12 September 2019 | Meinung & Kommentare

Unmögliche Leistungserwartung

Im Jahr 2004 stritt sich der Parlamentsabgeordnete Johan de Waal (DTA) mit der Finanzministerin Saara Kuugongelwa-Amadhila wegen des Windhoek Country Clubs: der Betrieb hatte für 2003 einen Verlust von 31 Millionen N$ eingefahren und weitere 46 Mio. N$ winkten für 2004. Spult man die Zeit nach vorn, verzeichnete der Betrieb im Jahr 2014 erstmals Rekordziffern und zahlte im Jahr 2016 Dividende in Höhe von 5 Mio. N$ an den Staat (2018 sogar 6 Mio. N$).

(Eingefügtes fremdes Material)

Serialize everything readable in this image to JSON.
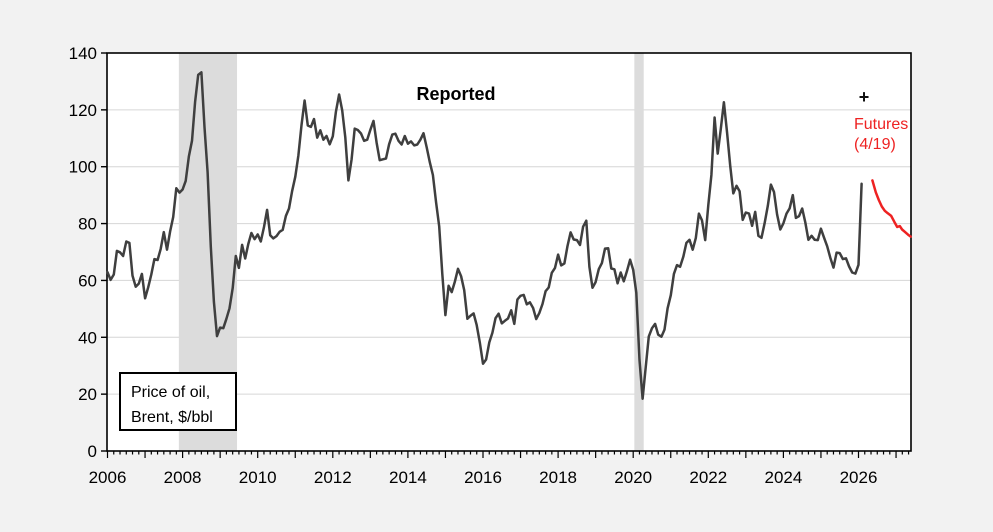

Letzteres geschah als Sven Thieme den Aufsichtsrat anführte - dieselbe Person, die den Aufsichtsrat der Namibia Broadcasting Corporation (NBC) anführt und zu dem Schluss gelangt ist, dass der NBC sich im bestehenden Format nicht selbst tragen kann. Gemessen an den politisch-gestellten Erwartungen, muss der Betrieb besser vom Staat subventioniert werden oder er muss die Türen schließen.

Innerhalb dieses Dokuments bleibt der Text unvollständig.